Les résistances des familles à reprendre leur malade avec elles sont telles que les aliénistes doivent resserrer leur pratique de « négociation » pour ainsi exercer plus de pression sur les requérants en évoquant la responsabilité qui leur incombe à l’égard du patient interné à Saint-Jean-de-Dieu. Cela se confirme au cours des années 1910 et de la décennie suivante. L’aliéniste n’hésite plus à user des pouvoirs qui lui sont conférés et signe de plus en plus de lettres de la nature suivante : « [j]’ai l’honneur de porter à votre connaissance que l’état mentale de [nom du patient] s’est amendé, et j’ai cru de mon devoir de ne plus le garder dans cet hôpital[66] ». Ces missives restées lettres mortes obligent les aliénistes, en dernière instance, à envisager le transfert des idiots, des aliénés incurables et des déments séniles vers des établissements spécialisés dans le soin des malades incurables[67].

Conclusion

C’est à travers le langage du risque, dans l’exemple des pratiques de congés d’essai à l’Hôpital Saint-Jean-de-Dieu, que nous avons tenté, à l’instar de Hannem et Bruckert, d’illustrer tant l’expérience du stigmate que l’anticipation à être stigmatisé. Cela, selon une perspective individuelle plutôt qu’institutionnelle parce que le « stigma is not merely conceptual, theoretical, and analytic in nature.
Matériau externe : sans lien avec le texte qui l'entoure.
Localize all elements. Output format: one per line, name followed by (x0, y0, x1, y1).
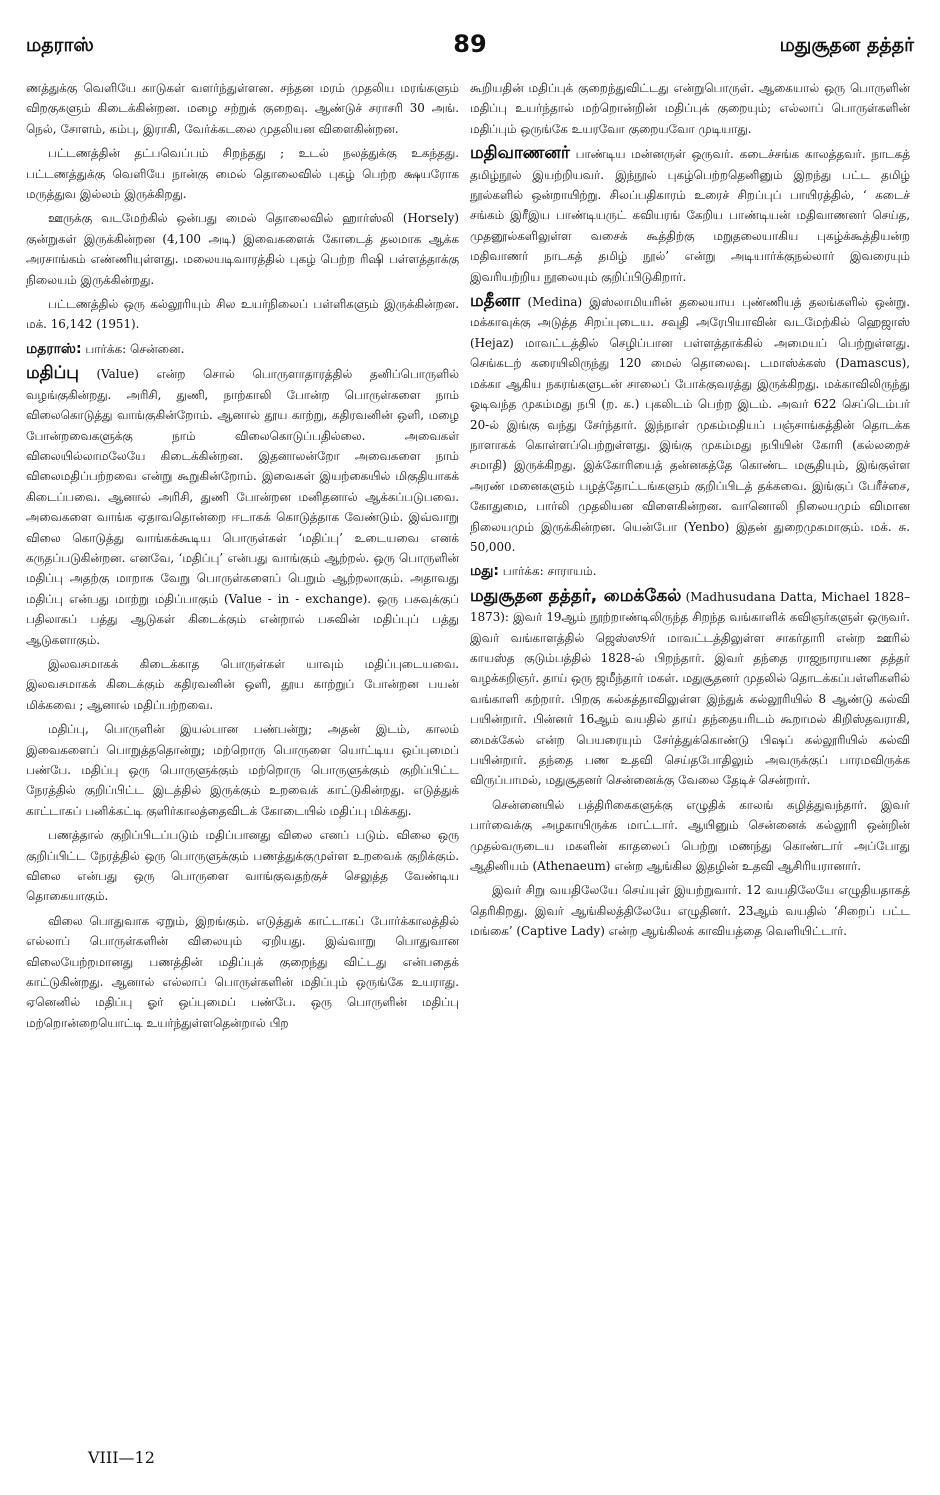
paragraph: பட்டணத்தின் தட்பவெப்பம் சிறந்தது ; உடல் நலத்துக்கு உகந்தது. பட்டணத்துக்கு வெளியே நான்கு மைல் தொலைவில் புகழ் பெற்ற க்ஷயரோக மருத்துவ இல்லம் இருக்கிறது. (26, 146, 459, 202)
cross-reference: பார்க்க: சென்னை. (85, 341, 185, 356)
running-head-left: மதராஸ் (26, 34, 94, 56)
entry-madhusudana (470, 586, 910, 791)
entry-headword: மதீனா (470, 291, 521, 312)
entry-madina (470, 291, 910, 557)
paragraph: இலவசமாகக் கிடைக்காத பொருள்கள் யாவும் மதிப்புடையவை. இலவசமாகக் கிடைக்கும் கதிரவனின் ஒளி, தூய காற்றுப் போன்றன பயன் மிக்கவை ; ஆனால் மதிப்பற்றவை. (26, 656, 459, 712)
entry-headword: மதிவாணனர் (470, 143, 570, 164)
page-header (26, 30, 914, 70)
page-number: 89 (453, 30, 487, 58)
entry-body: (Medina) இஸ்லாமியரின் தலையாய புண்ணியத் தலங்களில் ஒன்று. மக்காவுக்கு அடுத்த சிறப்புடைய. சவுதி அரேபியாவின் வடமேற்கில் ஹெஜாஸ் (Hejaz) மாவட்டத்தில் செழிப்பான பள்ளத்தாக்கில் அமையப் பெற்றுள்ளது. செங்கடற் கரையிலிருந்து 120 மைல் தொலைவு. டமாஸ்க்கஸ் (Damascus), மக்கா ஆகிய நகரங்களுடன் சாலைப் போக்குவரத்து இருக்கிறது. மக்காவிலிருந்து ஓடிவந்த முகம்மது நபி (ற. க.) புகலிடம் பெற்ற இடம். அவர் 622 செப்டெம்பர் 20-ல் இங்கு வந்து சேர்ந்தார். இந்நாள் முகம்மதியப் பஞ்சாங்கத்தின் தொடக்க நாளாகக் கொள்ளப்பெற்றுள்ளது. இங்கு முகம்மது நபியின் கோரி (கல்லறைச் சமாதி) இருக்கிறது. இக்கோரியைத் தன்னகத்தே கொண்ட மசூதியும், இங்குள்ள அரண் மனைகளும் பழத்தோட்டங்களும் குறிப்பிடத் தக்கவை. இங்குப் பேரீச்சை, கோதுமை, பார்லி முதலியன விளைகின்றன. வானொலி நிலையமும் விமான நிலையமும் இருக்கின்றன. யென்போ (Yenbo) இதன் துறைமுகமாகும். மக். சு. 50,000. (470, 295, 910, 554)
signature-mark: VIII—12 (88, 1448, 155, 1467)
entry-body: (Value) என்ற சொல் பொருளாதாரத்தில் தனிப்பொருளில் வழங்குகின்றது. அரிசி, துணி, நாற்காலி போன்ற பொருள்களை நாம் விலைகொடுத்து வாங்குகின்றோம். ஆனால் தூய காற்று, கதிரவனின் ஒளி, மழை போன்றவைகளுக்கு நாம் விலைகொடுப்பதில்லை. அவைகள் விலையில்லாமலேயே கிடைக்கின்றன. இதனாலன்றோ அவைகளை நாம் விலைமதிப்பற்றவை என்று கூறுகின்றோம். இவைகள் இயற்கையில் மிகுதியாகக் கிடைப்பவை. ஆனால் அரிசி, துணி போன்றன மனிதனால் ஆக்கப்படுபவை. அவைகளை வாங்க ஏதாவதொன்றை ஈடாகக் கொடுத்தாக வேண்டும். இவ்வாறு விலை கொடுத்து வாங்கக்கூடிய பொருள்கள் ‘மதிப்பு’ உடையவை எனக் கருதப்படுகின்றன. எனவே, ‘மதிப்பு’ என்பது வாங்கும் ஆற்றல். ஒரு பொருளின் மதிப்பு அதற்கு மாறாக வேறு பொருள்களைப் பெறும் ஆற்றலாகும். அதாவது மதிப்பு என்பது மாற்று மதிப்பாகும் (Value - in - exchange). ஒரு பசுவுக்குப் பதிலாகப் பத்து ஆடுகள் கிடைக்கும் என்றால் பசுவின் மதிப்புப் பத்து ஆடுகளாகும். (26, 367, 459, 647)
paragraph: ணத்துக்கு வெளியே காடுகள் வளர்ந்துள்ளன. சந்தன மரம் முதலிய மரங்களும் விறகுகளும் கிடைக்கின்றன. மழை சற்றுக் குறைவு. ஆண்டுச் சராசரி 30 அங். நெல், சோளம், கம்பு, இராகி, வேர்க்கடலை முதலியன விளைகின்றன. (26, 81, 459, 136)
entry-mathivanar (470, 143, 910, 287)
paragraph: பட்டணத்தில் ஒரு கல்லூரியும் சில உயர்நிலைப் பள்ளிகளும் இருக்கின்றன. மக். 16,142 (1951). (26, 297, 459, 332)
running-head-right: மதுசூதன தத்தர் (779, 34, 914, 56)
entry-body: பாண்டிய மன்னருள் ஒருவர். கடைச்சங்க காலத்தவர். நாடகத் தமிழ்நூல் இயற்றியவர். இந்நூல் புகழ்பெற்றதெனினும் இறந்து பட்ட தமிழ் நூல்களில் ஒன்றாயிற்று. சிலப்பதிகாரம் உரைச் சிறப்புப் பாயிரத்தில், ‘ கடைச் சங்கம் இரீஇய பாண்டியருட் கவியரங் கேறிய பாண்டியன் மதிவாணனர் செய்த, முதனூல்களிலுள்ள வசைக் கூத்திற்கு மறுதலையாகிய புகழ்க்கூத்தியன்ற மதிவாணர் நாடகத் தமிழ் நூல்’ என்று அடியார்க்குநல்லார் இவரையும் இவரியற்றிய நூலையும் குறிப்பிடுகிறார். (470, 147, 911, 284)
entry-headword: மது: (470, 563, 500, 580)
left-column (26, 78, 459, 1037)
paragraph: பணத்தால் குறிப்பிடப்படும் மதிப்பானது விலை எனப் படும். விலை ஒரு குறிப்பிட்ட நேரத்தில் ஒரு பொருளுக்கும் பணத்துக்குமுள்ள உறவைக் குறிக்கும். விலை என்பது ஒரு பொருளை வாங்குவதற்குச் செலுத்த வேண்டிய தொகையாகும். (26, 828, 459, 904)
entry-headword: மதுசூதன தத்தர், மைக்கேல் (470, 585, 682, 606)
paragraph: ஊருக்கு வடமேற்கில் ஒன்பது மைல் தொலைவில் ஹார்ஸ்லி (Horsely) குன்றுகள் இருக்கின்றன (4,100 அடி) இவைகளைக் கோடைத் தலமாக ஆக்க அரசாங்கம் எண்ணியுள்ளது. மலையடிவாரத்தில் புகழ் பெற்ற ரிஷி பள்ளத்தாக்கு நிலையம் இருக்கின்றது. (26, 211, 459, 287)
entry-headword: மதிப்பு (26, 363, 79, 384)
paragraph: கூறியதின் மதிப்புக் குறைந்துவிட்டது என்றுபொருள். ஆகையால் ஒரு பொருளின் மதிப்பு உயர்ந்தால் மற்றொன்றின் மதிப்புக் குறையும்; எல்லாப் பொருள்களின் மதிப்பும் ஒருங்கே உயரவோ குறையவோ முடியாது. (470, 81, 910, 136)
entry-mathippu (26, 363, 459, 650)
entry-headword: மதராஸ்: (26, 340, 82, 357)
entry-mathu (470, 561, 910, 581)
entry-body: (Madhusudana Datta, Michael 1828–1873): இவர் 19ஆம் நூற்றாண்டிலிருந்த சிறந்த வங்காளிக் கவிஞர்களுள் ஒருவர். இவர் வங்காளத்தில் ஜெஸ்ஸூர் மாவட்டத்திலுள்ள சாகர்தாரி என்ற ஊரில் காயஸ்த குடும்பத்தில் 1828-ல் பிறந்தார். இவர் தந்தை ராஜநாராயண தத்தர் வழக்கறிஞர். தாய் ஒரு ஜமீந்தார் மகள். மதுசூதனர் முதலில் தொடக்கப்பள்ளிகளில் வங்காளி கற்றார். பிறகு கல்கத்தாவிலுள்ள இந்துக் கல்லூரியில் 8 ஆண்டு கல்வி பயின்றார். பின்னர் 16ஆம் வயதில் தாய் தந்தையரிடம் கூறாமல் கிறிஸ்தவராகி, மைக்கேல் என்ற பெயரையும் சேர்த்துக்கொண்டு பிஷப் கல்லூரியில் கல்வி பயின்றார். தந்தை பண உதவி செய்தபோதிலும் அவருக்குப் பாரமவிருக்க விருப்பாமல், மதுசூதனர் சென்னைக்கு வேலை தேடிச் சென்றார். (470, 589, 911, 788)
entry-madras (26, 339, 459, 359)
cross-reference: பார்க்க: சாராயம். (502, 564, 597, 579)
paragraph: மதிப்பு, பொருளின் இயல்பான பண்பன்று; அதன் இடம், காலம் இவைகளைப் பொறுத்ததொன்று; மற்றொரு பொருளை யொட்டிய ஒப்புமைப் பண்பே. மதிப்பு ஒரு பொருளுக்கும் மற்றொரு பொருளுக்கும் குறிப்பிட்ட நேரத்தில் குறிப்பிட்ட இடத்தில் இருக்கும் உறவைக் காட்டுகின்றது. எடுத்துக் காட்டாகப் பனிக்கட்டி குளிர்காலத்தைவிடக் கோடையில் மதிப்பு மிக்கது. (26, 722, 459, 818)
right-column (470, 78, 910, 946)
paragraph: விலை பொதுவாக ஏறும், இறங்கும். எடுத்துக் காட்டாகப் போர்க்காலத்தில் எல்லாப் பொருள்களின் விலையும் ஏறியது. இவ்வாறு பொதுவான விலையேற்றமானது பணத்தின் மதிப்புக் குறைந்து விட்டது என்பதைக் காட்டுகின்றது. ஆனால் எல்லாப் பொருள்களின் மதிப்பும் ஒருங்கே உயராது. ஏனெனில் மதிப்பு ஓர் ஒப்புமைப் பண்பே. ஒரு பொருளின் மதிப்பு மற்றொன்றையொட்டி உயர்ந்துள்ளதென்றால் பிற (26, 913, 459, 1030)
paragraph: சென்னையில் பத்திரிகைகளுக்கு எழுதிக் காலங் கழித்துவந்தார். இவர் பார்வைக்கு அழகாயிருக்க மாட்டார். ஆயினும் சென்னைக் கல்லூரி ஒன்றின் முதல்வருடைய மகளின் காதலைப் பெற்று மணந்து கொண்டார் அப்போது ஆதினியம் (Athenaeum) என்ற ஆங்கில இதழின் உதவி ஆசிரியரானார். (470, 797, 910, 874)
paragraph: இவர் சிறு வயதிலேயே செய்யுள் இயற்றுவார். 12 வயதிலேயே எழுதியதாகத் தெரிகிறது. இவர் ஆங்கிலத்திலேயே எழுதினர். 23ஆம் வயதில் ‘சிறைப் பட்ட மங்கை’ (Captive Lady) என்ற ஆங்கிலக் காவியத்தை வெளியிட்டார். (470, 883, 910, 939)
It is deeply personal, and the language of stigma provides an expressive vehicle to speak of dynamic “everyday” experience[68] ». C’est à partir de la correspondance retracée dans les dossiers médicaux entre les autorités de l’asile et les requérants qu’il nous a été possible de découvrir l’univers privé et intime des familles pour ainsi mieux estimer l’impact « individuel » du stigmate de la dangerosité.

En somme, cette incursion dans l’univers du risque, pour mieux comprendre les sentiments suscités par la perspective d’un congé d’essai et plus spécifiquement celle du retour définitif du malade psychiatrique en milieu familial, a permis de s’intéresser spécifiquement à l’attente anxieuse d’un éventuel drame qui planerait dorénavant au-dessus de la vie de ces familles. Bien qu’abstraite, subjective, voire abusive, cette appréhension de l’avenir de la part des requérants met en lumière des sentiments de peur, d’impuissance, d’épuisement et de honte qui motivent davantage le désir d’internement que de libération du malade psychiatrique. Cela dit, nous avons été à même de jauger le poids du stigmate social à l’égard des idiots, des aliénés incurables ou déments séniles, « sujets » d’assujettissement. Force est d’admettre que « l’isolement thérapeutique », comme mode de gestion de la dangerosité, à l’ère de la psychiatrie classique, s’est transformé, faute de garanties suffisantes témoignant d’une complète guérison du malade, en « technique de contrainte » exploitée par les familles.